Business News of 2014-06-14

Bank of Ghana review foreign exchange measures

The Bank of Ghana (BoG) on Friday announced reviewed measures to ease foreign exchange controls and also ensure clarity, transparency and streamline operations in the foreign exchange market.

The review follows challenges being encountered by local banks due to earlier measures introduced by the BoG in February this year to check the fall in the local currency.

The review, without prejudice to the limit of $10,000 withdrawal per travel, and the $10,000 annual transfer without documentation, allows over-the-counter cash withdrawals from FCA and FEA up to $1,000 or its equivalent per transaction in foreign currency.

In effect the directive, now permit foreign currency account holders to withdraw up to US$10,000 without prior proof of travel documentation. The threshold for transfers abroad without initially submitting documentation has also been increased from US$ 25,000 to US$50,000, and where documentation in respect of a transfer remains outstanding, any subsequent import transaction by the importer, irrespective of the value, can only be made on prior provision of documentation required for the current transaction.

Dr Benjamin Amoah, Head of Financial Stability at the Bank of Ghana at a press conference announced these measures saying they came after a thorough review of the controls the Central Bank introduced in February this year to halt the depreciation of the cedi.

According to him the earlier measures limited access to foreign exchange and restricted local trade transactions to the cedi. He said under the current regulations, foreign exchange and foreign currency account holders are allowed a maximum withdrawal of the equivalent of US$10,000 for travel abroad, which was even subject to the provision of documentation for transfers outside Ghana.

The earlier directives resulted in some challenges both to the banks and restricted customers, therefore with the review foreign currency account holders will no longer need to show proof of travel in order to withdraw from their foreign account, but could do that afterwards.

Dr Amoah said the review also permits exporters of goods, and businesses, such as hotels and educational institutions, which provide services, to quote their prices in Ghana Cedis, but could receive payment in foreign currency from non-residents.

He said the 60-day mandatory repatriation of export proceeds has also been reversed and aligned to the terms agreed between trading parties, meaning, where sales contract stipulates that the exporter would be paid within seven days, the funds should be repatriated within the same period.

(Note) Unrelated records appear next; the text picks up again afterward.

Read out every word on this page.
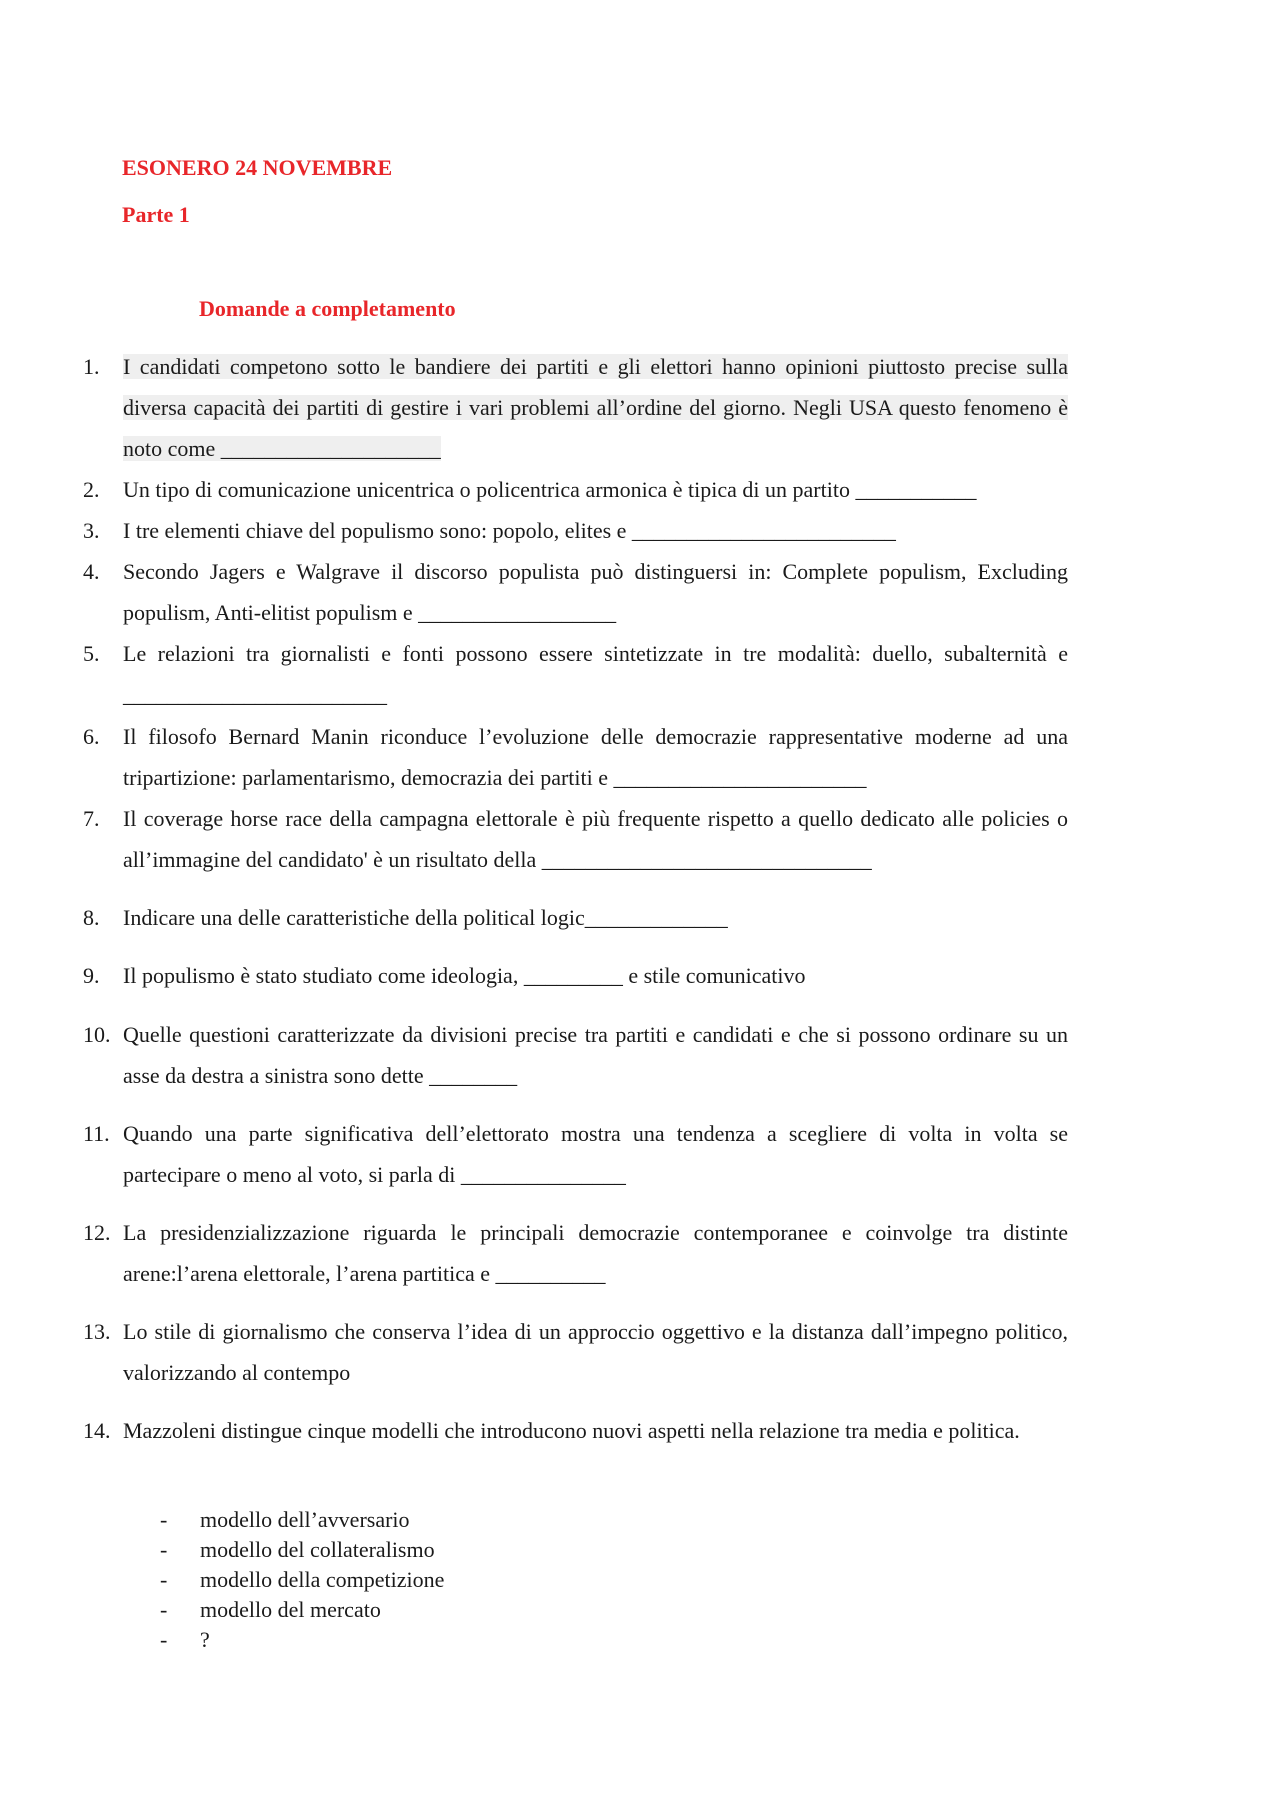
ESONERO 24 NOVEMBRE
Parte 1
Domande a completamento
1.	I candidati competono sotto le bandiere dei partiti e gli elettori hanno opinioni piuttosto precise sulla diversa capacità dei partiti di gestire i vari problemi all’ordine del giorno. Negli USA questo fenomeno è noto come ____________________
2.	Un tipo di comunicazione unicentrica o policentrica armonica è tipica di un partito ___________
3.	I tre elementi chiave del populismo sono: popolo, elites e ________________________
4.	Secondo Jagers e Walgrave il discorso populista può distinguersi in: Complete populism, Excluding populism, Anti-elitist populism e __________________
5.	Le relazioni tra giornalisti e fonti possono essere sintetizzate in tre modalità: duello, subalternità e ________________________
6.	Il filosofo Bernard Manin riconduce l’evoluzione delle democrazie rappresentative moderne ad una tripartizione: parlamentarismo, democrazia dei partiti e _______________________
7.	Il coverage horse race della campagna elettorale è più frequente rispetto a quello dedicato alle policies o all’immagine del candidato' è un risultato della ______________________________
8.	Indicare una delle caratteristiche della political logic_____________
9.	Il populismo è stato studiato come ideologia, _________ e stile comunicativo
10. Quelle questioni caratterizzate da divisioni precise tra partiti e candidati e che si possono ordinare su un asse da destra a sinistra sono dette ________
11. Quando una parte significativa dell’elettorato mostra una tendenza a scegliere di volta in volta se partecipare o meno al voto, si parla di _______________
12. La presidenzializzazione riguarda le principali democrazie contemporanee e coinvolge tra distinte arene:l’arena elettorale, l’arena partitica e __________
13. Lo stile di giornalismo che conserva l’idea di un approccio oggettivo e la distanza dall’impegno politico, valorizzando al contempo
14. Mazzoleni distingue cinque modelli che introducono nuovi aspetti nella relazione tra media e politica.
- modello dell’avversario
- modello del collateralismo
- modello della competizione
- modello del mercato
- ?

Again the 5-day mandatory conversion of export receipts into Ghana cedis is also reversed, allowing exporters to now retain up to 60 per cent of their export receipts in their FEAs, and the remaining 40 per cent converted at market rates within 15 working days.

He said to assist importers to purchase goods from multiple sources abroad, the BoG in collaboration with all banks will encourage the use of non-cash instruments, such as plastic cards by traders, increase the limits on cards beyond US$10,000 but not exceeding US$ 50,000, to meet their legitimate needs, but this should be supported on return by relevant documentation.

He also said the Bank encourages the use of currencies of Ghana’s major trading partners, such as the Chinese Yuan, which was already available, instead of the US dollar as the sole settlement currency and this was to take away the overdependence on the US dollar.

He said special case for the energy sector, mining and other support services would also be considered on case-by-case basis as was done before. He said the Bank would soon issue an official notice reflecting these revisions and any existing measure that was not mentioned in the forthcoming notice shall remain in force and would monitor the implementation of the measure and take further actions if necessary.